The game business benefitted from “significant cost reductions” in PS3 hardware and higher unit sales of PS3 software, Sony said. PS3 hardware unit sales fell to 6.3 million from 6.5 million in Q3 a year earlier, while PSP unit sales declined to 3.6 million from 4.2 million and PS2 unit sales remained flat at 2.1 million, Sony said. PS3 software unit shipments jumped to 57.6 million from 47.6 million, and PSP software unit shipments climbed to 16.5 million from 15 million. However, PS2 software unit shipments plummeted to 5.3 million from 11.2 million.
Sony left unchanged from October its full-year forecast for unit sales in game hardware and software. It still expects to sell 15 million PS3 consoles, a rise from 13 million last fiscal year. PSP unit sales are still expected to fall to 8 million from 9.9 million, and PS2 unit sales are still expected to drop to 6 million from 7.3 million. Sony sold about 196 million software units for all PlayStation products last year, and expects to sell about the same this fiscal year, the company said.
In Sony’s core Consumer, Professional & Devices segment, sales jumped 4.2 percent in the quarter to $13.47 billion. But operating income in the segment fell 47.2 percent to $331 million, the company said. Sony blamed the segment’s lower operating income on declining average selling prices in LCD TVs and compact digital cameras. Unit sales of Sony’s Bravia LCD TVs soared 46.3 percent in the quarter to 7.9 million from 5.4 million a year earlier. On a monetary basis, Sony’s TV business jumped only 20.3 percent to $5.15 billion. For the full fiscal year, Sony has downgraded its forecast on LCD TV unit sales, saying it now expects to sell 23 million sets, versus the 25 million projected in its October forecast.
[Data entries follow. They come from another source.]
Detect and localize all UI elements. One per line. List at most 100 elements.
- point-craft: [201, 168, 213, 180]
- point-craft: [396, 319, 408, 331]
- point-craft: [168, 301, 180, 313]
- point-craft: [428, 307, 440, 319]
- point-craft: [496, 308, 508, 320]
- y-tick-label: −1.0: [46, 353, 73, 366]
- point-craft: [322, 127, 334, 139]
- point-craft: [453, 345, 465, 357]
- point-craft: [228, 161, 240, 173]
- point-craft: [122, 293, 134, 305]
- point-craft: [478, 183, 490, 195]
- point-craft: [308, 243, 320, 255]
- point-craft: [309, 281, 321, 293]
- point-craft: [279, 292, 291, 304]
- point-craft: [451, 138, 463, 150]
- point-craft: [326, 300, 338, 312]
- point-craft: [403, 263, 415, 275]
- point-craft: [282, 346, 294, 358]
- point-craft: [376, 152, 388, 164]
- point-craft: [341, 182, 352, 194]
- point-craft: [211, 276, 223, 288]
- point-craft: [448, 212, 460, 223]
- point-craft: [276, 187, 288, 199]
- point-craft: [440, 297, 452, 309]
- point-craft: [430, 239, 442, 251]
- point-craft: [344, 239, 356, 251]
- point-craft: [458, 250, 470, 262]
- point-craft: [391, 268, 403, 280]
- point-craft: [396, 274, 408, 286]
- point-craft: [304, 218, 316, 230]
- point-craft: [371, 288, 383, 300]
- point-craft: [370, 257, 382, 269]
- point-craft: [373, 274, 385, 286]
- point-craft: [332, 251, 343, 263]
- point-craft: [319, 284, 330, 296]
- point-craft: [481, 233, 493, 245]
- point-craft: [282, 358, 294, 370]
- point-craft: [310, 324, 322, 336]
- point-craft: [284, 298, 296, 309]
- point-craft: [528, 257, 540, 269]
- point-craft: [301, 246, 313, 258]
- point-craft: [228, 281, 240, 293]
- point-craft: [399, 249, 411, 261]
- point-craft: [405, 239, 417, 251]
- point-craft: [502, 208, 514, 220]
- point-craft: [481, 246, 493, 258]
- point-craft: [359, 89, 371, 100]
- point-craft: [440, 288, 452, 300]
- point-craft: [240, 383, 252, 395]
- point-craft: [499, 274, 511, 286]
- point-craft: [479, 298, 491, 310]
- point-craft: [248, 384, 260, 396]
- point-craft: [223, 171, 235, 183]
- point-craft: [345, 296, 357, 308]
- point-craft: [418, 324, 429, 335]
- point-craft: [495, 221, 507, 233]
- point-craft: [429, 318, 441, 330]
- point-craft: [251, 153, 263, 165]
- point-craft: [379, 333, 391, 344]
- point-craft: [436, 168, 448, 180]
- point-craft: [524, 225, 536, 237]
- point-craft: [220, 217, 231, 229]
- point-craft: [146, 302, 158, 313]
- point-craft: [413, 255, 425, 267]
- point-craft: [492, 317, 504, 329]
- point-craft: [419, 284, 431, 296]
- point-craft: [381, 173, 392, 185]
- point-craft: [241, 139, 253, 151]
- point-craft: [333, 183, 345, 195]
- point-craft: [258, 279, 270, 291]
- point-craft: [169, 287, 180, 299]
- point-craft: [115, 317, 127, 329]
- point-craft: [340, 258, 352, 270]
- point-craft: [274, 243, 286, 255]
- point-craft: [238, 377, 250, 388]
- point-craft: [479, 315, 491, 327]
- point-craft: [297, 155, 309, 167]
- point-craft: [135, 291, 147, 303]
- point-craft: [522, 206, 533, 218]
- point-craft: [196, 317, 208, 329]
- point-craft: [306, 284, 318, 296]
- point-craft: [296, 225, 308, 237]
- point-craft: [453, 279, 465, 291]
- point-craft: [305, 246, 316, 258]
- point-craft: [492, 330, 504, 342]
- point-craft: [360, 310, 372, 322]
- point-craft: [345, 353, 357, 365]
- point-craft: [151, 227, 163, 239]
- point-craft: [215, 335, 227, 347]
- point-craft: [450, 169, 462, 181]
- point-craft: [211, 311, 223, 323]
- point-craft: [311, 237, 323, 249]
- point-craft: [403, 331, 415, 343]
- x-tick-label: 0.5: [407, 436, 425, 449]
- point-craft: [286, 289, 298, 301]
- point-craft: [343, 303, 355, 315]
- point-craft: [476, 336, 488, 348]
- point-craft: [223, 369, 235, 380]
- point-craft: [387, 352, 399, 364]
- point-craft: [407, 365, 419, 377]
Still, those 23 million sets sold would represent a 47.5 percent increase from the 15.6 million it sold last fiscal year.
Sony’s unit sales forecast for the fiscal year also suggested slightly more pessimism on Blu-ray player sales than in the October forecast. Sony now thinks it will sell 5 million Blu-ray players through March 31. That’s down from the 5.5 million projected in the October forecast. Last fiscal year, Sony sold 3.3 million Blu-ray decks. At the same time, Sony left unchanged its forecast that it will sell 11 million DVD players this fiscal year. That’s just a minor decline from the 11.5 million DVD decks it sold last year.